Im Main-Tauber-Kreis wird die Informationslandschaft rund um Pflege und Betreuung kräftig aufpoliert. Der Pflegestützpunkt hat seine Internetseite grundlegend überarbeitet und bietet nun ein erweitertes Informationsangebot an, das speziell auf die Bedürfnisse von Ratsuchenden zugeschnitten ist. Wie Wertheim.de mitteilt, steht die neue Website unter www.main-tauber-kreis.de/pflegestuetzpunkt zur Verfügung und bietet umfassende Unterstützung bei Fragen zur Pflege.
Ein Herzstück der neuen Plattform sind die übersichtlich gestalteten neun Themenkacheln, die in leicht verständlicher Form Informationen zu Pflegebegutachtung, gesetzlichen Leistungen, Vollmachten sowie wichtige Aspekte für pflegende Angehörige und Demenz-Betroffene bereitstellen. So können sich auch Angehörige, die nicht in der Nähe wohnen, bequem online informieren oder eine Beratung per Video in Anspruch nehmen.
Kontakt und Sprechzeiten
Für persönliche Anfragen ist der Pflegestützpunkt in Tauberbischofsheim unter der Adresse Am Wört 1 erreichbar. Telefonisch kann man unter 09341/82-5968 Kontakt aufnehmen. Die Sprechzeiten sind Montag, Dienstag, Mittwoch und Freitag von 8 bis 12.30 Uhr sowie Donnerstag von 8 bis 18 Uhr. Zusätzlich finden regelmäßig Außensprechstunden in Wertheim statt; die Termine werden in der Tagespresse und auf der Website veröffentlicht.

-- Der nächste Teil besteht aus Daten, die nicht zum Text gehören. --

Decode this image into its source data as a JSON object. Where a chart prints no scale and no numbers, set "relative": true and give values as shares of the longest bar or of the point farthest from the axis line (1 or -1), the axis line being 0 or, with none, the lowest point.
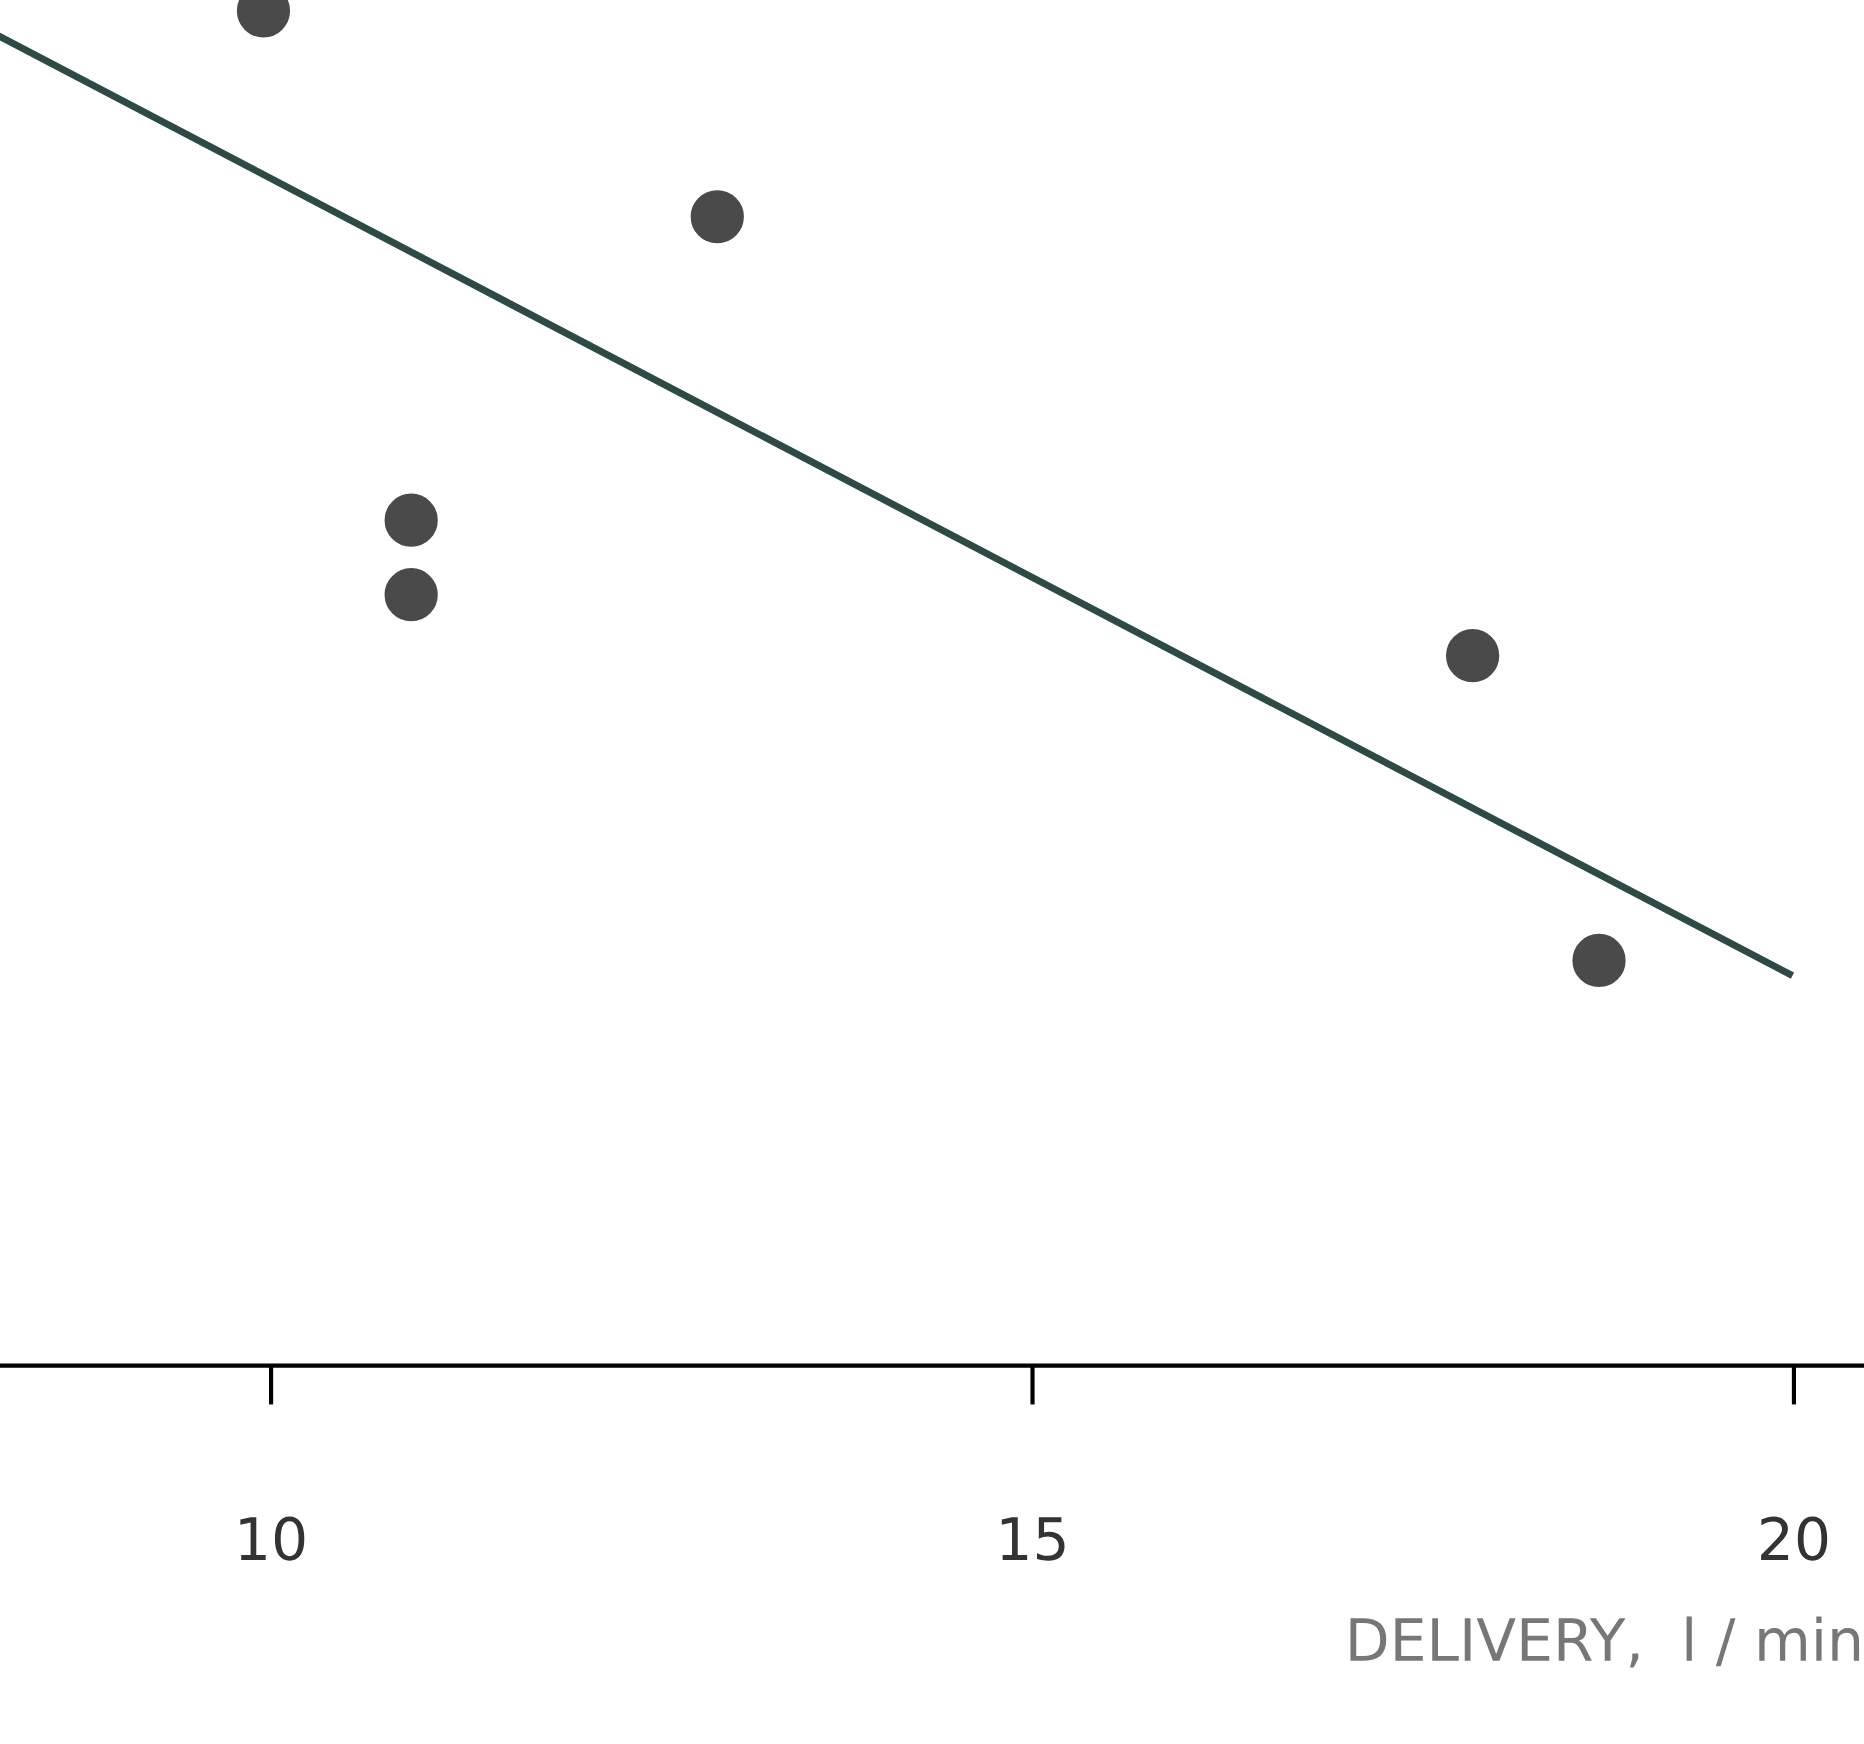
{
  "chart_data": {
    "type": "scatter",
    "xlabel": "DELIVERY,  l / min",
    "relative": true,
    "xlim": [
      8.22,
      20.46
    ],
    "xticks": [
      10,
      15,
      20
    ],
    "tick_labels": "x",
    "grid": false,
    "legend": false,
    "marker": "circle",
    "series": [
      {
        "color": "#4a4a4a",
        "x": [
          9.95,
          12.93,
          10.92,
          10.92,
          17.89,
          18.72
        ],
        "values": [
          1.0,
          0.848,
          0.624,
          0.569,
          0.524,
          0.299
        ]
      },
      {
        "type": "line",
        "color": "#2d4a44",
        "line_style": "solid",
        "marker": "none",
        "x": [
          8.22,
          19.97
        ],
        "values": [
          0.981,
          0.289
        ]
      }
    ]
  }
}
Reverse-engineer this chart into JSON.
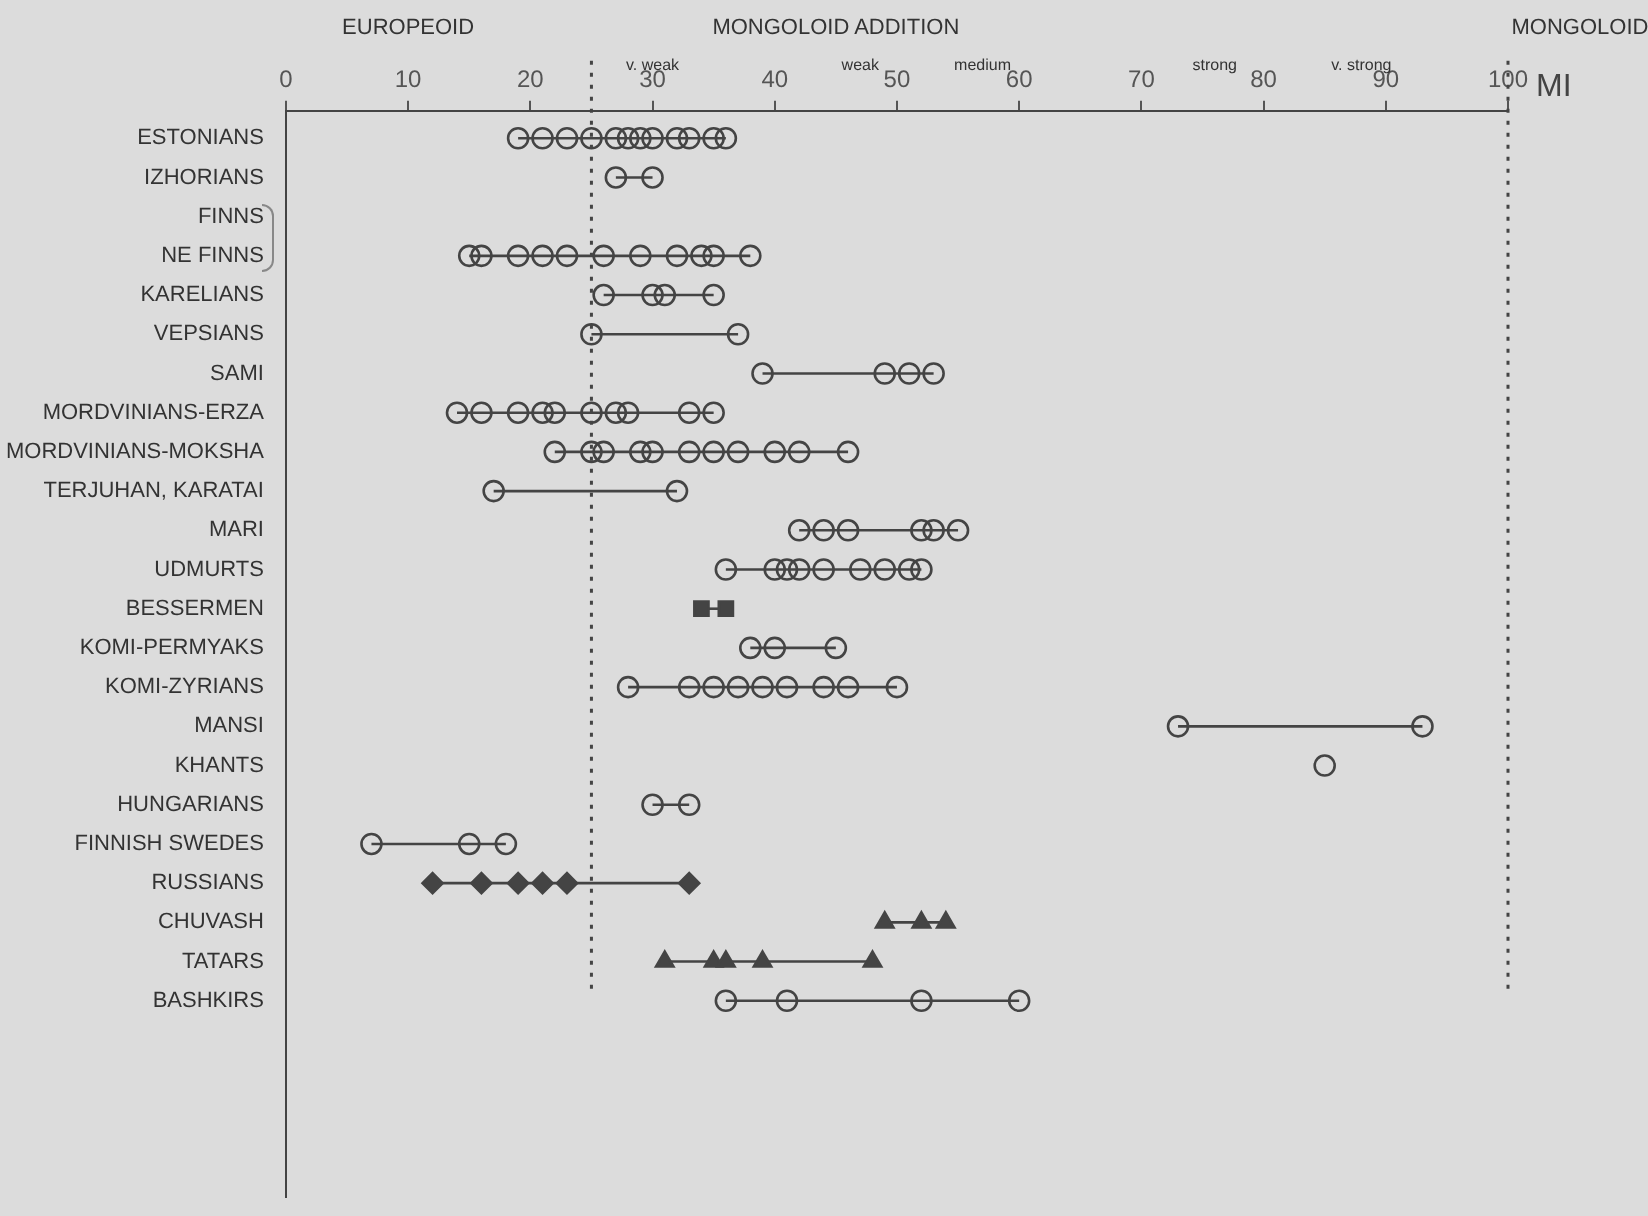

Doch was, wenn es um die Finanzierung der Pflege geht? Hier tritt die Pflegeversicherung in den Vordergrund. Sie ist in Deutschland eine Pflichtversicherung und sichert angemessene Pflege und Betreuung. Leistungen, die von der gesetzlichen oder privaten Pflegeversicherung finanziert werden, richten sich nach dem anerkannten Pflegegrad des Pflegebedürftigen. Dabei ist es wichtig zu wissen, dass mindestens zwei Jahre Beiträge innerhalb der letzten zehn Jahre gezahlt worden sein müssen, um Anspruch auf Leistungen zu haben. Die Antragstellung erfolgt über die Pflegekasse, die auch ein Pflegegutachten zur Bestimmung des Pflegegrads beauftragt, wie pflege.de informiert.
Die Pflegegrad-Einteilung
Die Einteilung der Pflegegrade von 1 bis 5 reflektiert den Unterstützungsbedarf. Ab dem 1. Juli 2025 gelten folgende monatliche Leistungen:
- PG 1: keine Geldleistungen
- PG 2: Pflegegeld 347 €, Pflegesachleistungen 796 €
- PG 3: Pflegegeld 599 €, Pflegesachleistungen 1.497 €
- PG 4: Pflegegeld 800 €, Pflegesachleistungen 1.859 €
- PG 5: Pflegegeld 990 €, Pflegesachleistungen 2.299 €
Für alle mit anerkanntem Pflegegrad gibt es zudem einen Entlastungsbetrag von 131 € monatlich. Weitere finanzielle Unterstützung bieten Pflegehilfsmittel, Hausnotrufdienste und Zuschüsse zur Wohnraumanpassung. All diese Informationen sind jetzt einfach und unkompliziert auf der neuen Website des Pflegestützpunkts zugänglich und helfen dabei, die Situation für Pflegebedürftige und deren Angehörige zu verbessern.